OAuth 2.0 API authentication mechanism has been implemented for authentication and authorization process in NPI. The client needs to provide client specific credentials in the authorization header and user credentials in the body with grant type as password for token generation on first login or during refresh token expiration. On successful authentication, system will provide access token and refresh token pair. Access tokens are used for accessing the resources and refresh tokens are used for renewal of access tokens. Validity of access token is 300 seconds and validity of refresh token is 12 hours (which may vary as per NCHL Policy). Access tokens could be obtained by using non-expired refresh tokens in the body with grant type as refresh token.

7.3. Accounting Layer (Whitelisting of Source Debtor Account)

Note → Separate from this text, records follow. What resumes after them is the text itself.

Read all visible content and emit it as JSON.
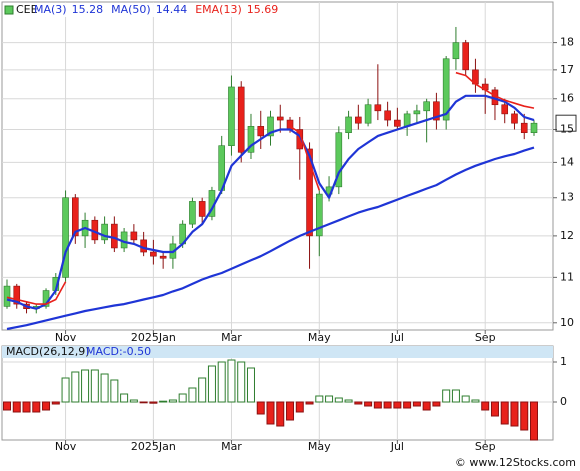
{
  "chart_data": [
    {
      "type": "candlestick",
      "title": "CEE",
      "log_scale": true,
      "grid": true,
      "ylim": [
        9.85,
        19.6
      ],
      "yticks": [
        10,
        11,
        12,
        13,
        14,
        15,
        16,
        17,
        18
      ],
      "up_color": "#5cc95c",
      "down_color": "#e8211b",
      "categories": [
        null,
        null,
        null,
        null,
        null,
        null,
        "Nov",
        null,
        null,
        null,
        null,
        null,
        null,
        null,
        null,
        "2025Jan",
        null,
        null,
        null,
        null,
        null,
        null,
        null,
        "Mar",
        null,
        null,
        null,
        null,
        null,
        null,
        null,
        null,
        "May",
        null,
        null,
        null,
        null,
        null,
        null,
        null,
        "Jul",
        null,
        null,
        null,
        null,
        null,
        null,
        null,
        null,
        "Sep",
        null,
        null,
        null,
        null,
        null
      ],
      "open": [
        10.35,
        10.8,
        10.4,
        10.3,
        10.35,
        10.7,
        11.0,
        13.0,
        12.0,
        12.4,
        11.9,
        12.3,
        11.7,
        12.1,
        11.9,
        11.6,
        11.5,
        11.45,
        11.8,
        12.3,
        12.9,
        12.5,
        13.2,
        14.5,
        16.4,
        14.3,
        15.1,
        14.8,
        15.4,
        15.3,
        15.0,
        14.4,
        12.0,
        13.1,
        13.3,
        14.9,
        15.4,
        15.2,
        15.8,
        15.6,
        15.3,
        15.1,
        15.5,
        15.6,
        15.9,
        15.3,
        17.4,
        18.0,
        17.0,
        16.5,
        16.3,
        15.8,
        15.5,
        15.2,
        14.9
      ],
      "high": [
        10.95,
        10.85,
        10.45,
        10.4,
        10.75,
        11.1,
        13.2,
        13.1,
        12.6,
        12.5,
        12.5,
        12.5,
        12.2,
        12.3,
        12.1,
        11.9,
        11.6,
        12.0,
        12.4,
        13.0,
        13.0,
        13.3,
        14.8,
        16.8,
        16.6,
        15.5,
        15.6,
        15.6,
        15.8,
        15.4,
        15.4,
        14.6,
        13.2,
        13.6,
        15.1,
        15.6,
        15.8,
        16.0,
        17.2,
        15.9,
        15.7,
        15.6,
        15.8,
        16.0,
        16.2,
        17.5,
        18.6,
        18.1,
        17.4,
        16.7,
        16.4,
        16.0,
        15.6,
        15.5,
        15.3
      ],
      "low": [
        10.3,
        10.3,
        10.2,
        10.2,
        10.3,
        10.6,
        10.9,
        11.8,
        11.7,
        11.8,
        11.8,
        11.6,
        11.6,
        11.8,
        11.5,
        11.3,
        11.2,
        11.2,
        11.7,
        12.2,
        12.3,
        12.4,
        13.1,
        14.2,
        14.0,
        14.1,
        14.4,
        14.5,
        14.9,
        14.9,
        13.5,
        11.2,
        11.5,
        12.9,
        13.1,
        14.7,
        15.0,
        15.1,
        15.3,
        15.1,
        15.0,
        14.8,
        15.2,
        14.6,
        15.0,
        15.0,
        17.0,
        16.8,
        16.2,
        15.5,
        15.3,
        15.2,
        15.0,
        14.7,
        14.8
      ],
      "close": [
        10.8,
        10.4,
        10.3,
        10.35,
        10.7,
        11.0,
        13.0,
        12.0,
        12.4,
        11.9,
        12.3,
        11.7,
        12.1,
        11.9,
        11.6,
        11.5,
        11.45,
        11.8,
        12.3,
        12.9,
        12.5,
        13.2,
        14.5,
        16.4,
        14.3,
        15.1,
        14.8,
        15.4,
        15.3,
        15.0,
        14.4,
        12.0,
        13.1,
        13.3,
        14.9,
        15.4,
        15.2,
        15.8,
        15.6,
        15.3,
        15.1,
        15.5,
        15.6,
        15.9,
        15.3,
        17.4,
        18.0,
        17.0,
        16.5,
        16.3,
        15.8,
        15.5,
        15.2,
        14.9,
        15.2
      ],
      "series": [
        {
          "name": "MA(3)",
          "color": "#1f35d6",
          "last": 15.28,
          "values": [
            10.5,
            10.45,
            10.35,
            10.3,
            10.4,
            10.7,
            11.6,
            12.1,
            12.2,
            12.1,
            12.0,
            11.95,
            11.85,
            11.8,
            11.7,
            11.65,
            11.6,
            11.6,
            11.8,
            12.1,
            12.3,
            12.7,
            13.2,
            13.9,
            14.2,
            14.5,
            14.7,
            14.9,
            15.0,
            15.0,
            14.8,
            14.2,
            13.4,
            13.0,
            13.7,
            14.1,
            14.4,
            14.6,
            14.8,
            14.9,
            15.0,
            15.1,
            15.2,
            15.3,
            15.4,
            15.5,
            15.9,
            16.1,
            16.1,
            16.1,
            16.0,
            15.9,
            15.7,
            15.4,
            15.3
          ]
        },
        {
          "name": "MA(50)",
          "color": "#1f35d6",
          "last": 14.44,
          "values": [
            9.87,
            9.91,
            9.95,
            10.0,
            10.05,
            10.1,
            10.15,
            10.2,
            10.25,
            10.29,
            10.33,
            10.37,
            10.4,
            10.45,
            10.5,
            10.55,
            10.6,
            10.68,
            10.75,
            10.85,
            10.95,
            11.03,
            11.1,
            11.2,
            11.3,
            11.4,
            11.5,
            11.62,
            11.75,
            11.88,
            12.0,
            12.1,
            12.2,
            12.3,
            12.4,
            12.5,
            12.6,
            12.68,
            12.75,
            12.85,
            12.95,
            13.05,
            13.15,
            13.25,
            13.35,
            13.5,
            13.65,
            13.78,
            13.9,
            14.0,
            14.1,
            14.18,
            14.25,
            14.35,
            14.44
          ]
        },
        {
          "name": "EMA(13)",
          "color": "#e8211b",
          "last": 15.69,
          "values": [
            10.55,
            10.5,
            10.45,
            10.4,
            10.4,
            10.5,
            10.9,
            null,
            null,
            null,
            null,
            null,
            null,
            null,
            null,
            null,
            null,
            null,
            null,
            null,
            null,
            null,
            null,
            null,
            null,
            null,
            null,
            null,
            null,
            15.1,
            14.9,
            14.0,
            13.2,
            null,
            null,
            null,
            null,
            null,
            null,
            null,
            null,
            null,
            null,
            null,
            null,
            null,
            16.9,
            16.8,
            16.5,
            16.3,
            16.1,
            15.95,
            15.85,
            15.75,
            15.69
          ]
        }
      ]
    },
    {
      "type": "bar",
      "title": "MACD(26,12,9)",
      "subtitle": "MACD:-0.50",
      "grid": true,
      "ylim": [
        -0.95,
        1.4
      ],
      "yticks": [
        1,
        0
      ],
      "up_color": "#2e7d2e",
      "down_color": "#e8211b",
      "categories": [
        null,
        null,
        null,
        null,
        null,
        null,
        "Nov",
        null,
        null,
        null,
        null,
        null,
        null,
        null,
        null,
        "2025Jan",
        null,
        null,
        null,
        null,
        null,
        null,
        null,
        "Mar",
        null,
        null,
        null,
        null,
        null,
        null,
        null,
        null,
        "May",
        null,
        null,
        null,
        null,
        null,
        null,
        null,
        "Jul",
        null,
        null,
        null,
        null,
        null,
        null,
        null,
        null,
        "Sep",
        null,
        null,
        null,
        null,
        null
      ],
      "values": [
        -0.2,
        -0.25,
        -0.25,
        -0.25,
        -0.2,
        -0.05,
        0.6,
        0.75,
        0.8,
        0.8,
        0.7,
        0.55,
        0.2,
        0.05,
        -0.02,
        -0.03,
        0.02,
        0.05,
        0.2,
        0.35,
        0.6,
        0.9,
        1.0,
        1.05,
        1.0,
        0.85,
        -0.3,
        -0.55,
        -0.6,
        -0.45,
        -0.25,
        -0.05,
        0.15,
        0.15,
        0.1,
        0.05,
        -0.05,
        -0.1,
        -0.15,
        -0.15,
        -0.15,
        -0.15,
        -0.1,
        -0.2,
        -0.1,
        0.3,
        0.3,
        0.15,
        0.05,
        -0.2,
        -0.35,
        -0.55,
        -0.6,
        -0.7,
        -0.95
      ]
    }
  ],
  "footer": "© www.12Stocks.com"
}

Each member who has subscribed to NPI, will have to provide its debtor account as a source account from which it shall initiate transactions. Such an account needs to be provided to NCHL by the account holding bank of the member in proper letter head under heading “Debit Authorization Letter”. If a member wishes to add another account from the same bank or another bank, then similar approach is to be followed. After whitelisting the account, the member is only allowed to debit its account for transaction from that particular account only. In addition to debit account, a debit cap is applied to the member with a certain value amount which limits the maximum ceiling under which the member can debit its account for a particular bank. Such a debit cap is applied to all the banks under which the member is associated. However, in case whereby direct customer account to be debited for example transaction initiated from bank’s mobile and internet banking where no account whitelisting is required in NPI.

7.4 Message/Token Signing

Message/token signing in API integration is a crucial security mechanism that involves adding a unique digital signature token to each request and response payload, ensuring the authenticity, non-repudiation and integrity of the transmitted data. This process relies on cryptographic algorithms and shared keys to generate and verify these signatures, preventing unauthorized access, data tampering, and enhancing trust between NPI and its members. A signature token is generated taking the financial information from the request & response payload. The token is further digitally signed by the client’s private key (pfx) using SHA256withRSA algorithm. The resulting signed token is encoded in base 64 format and include in “token” tag within request and response payloads.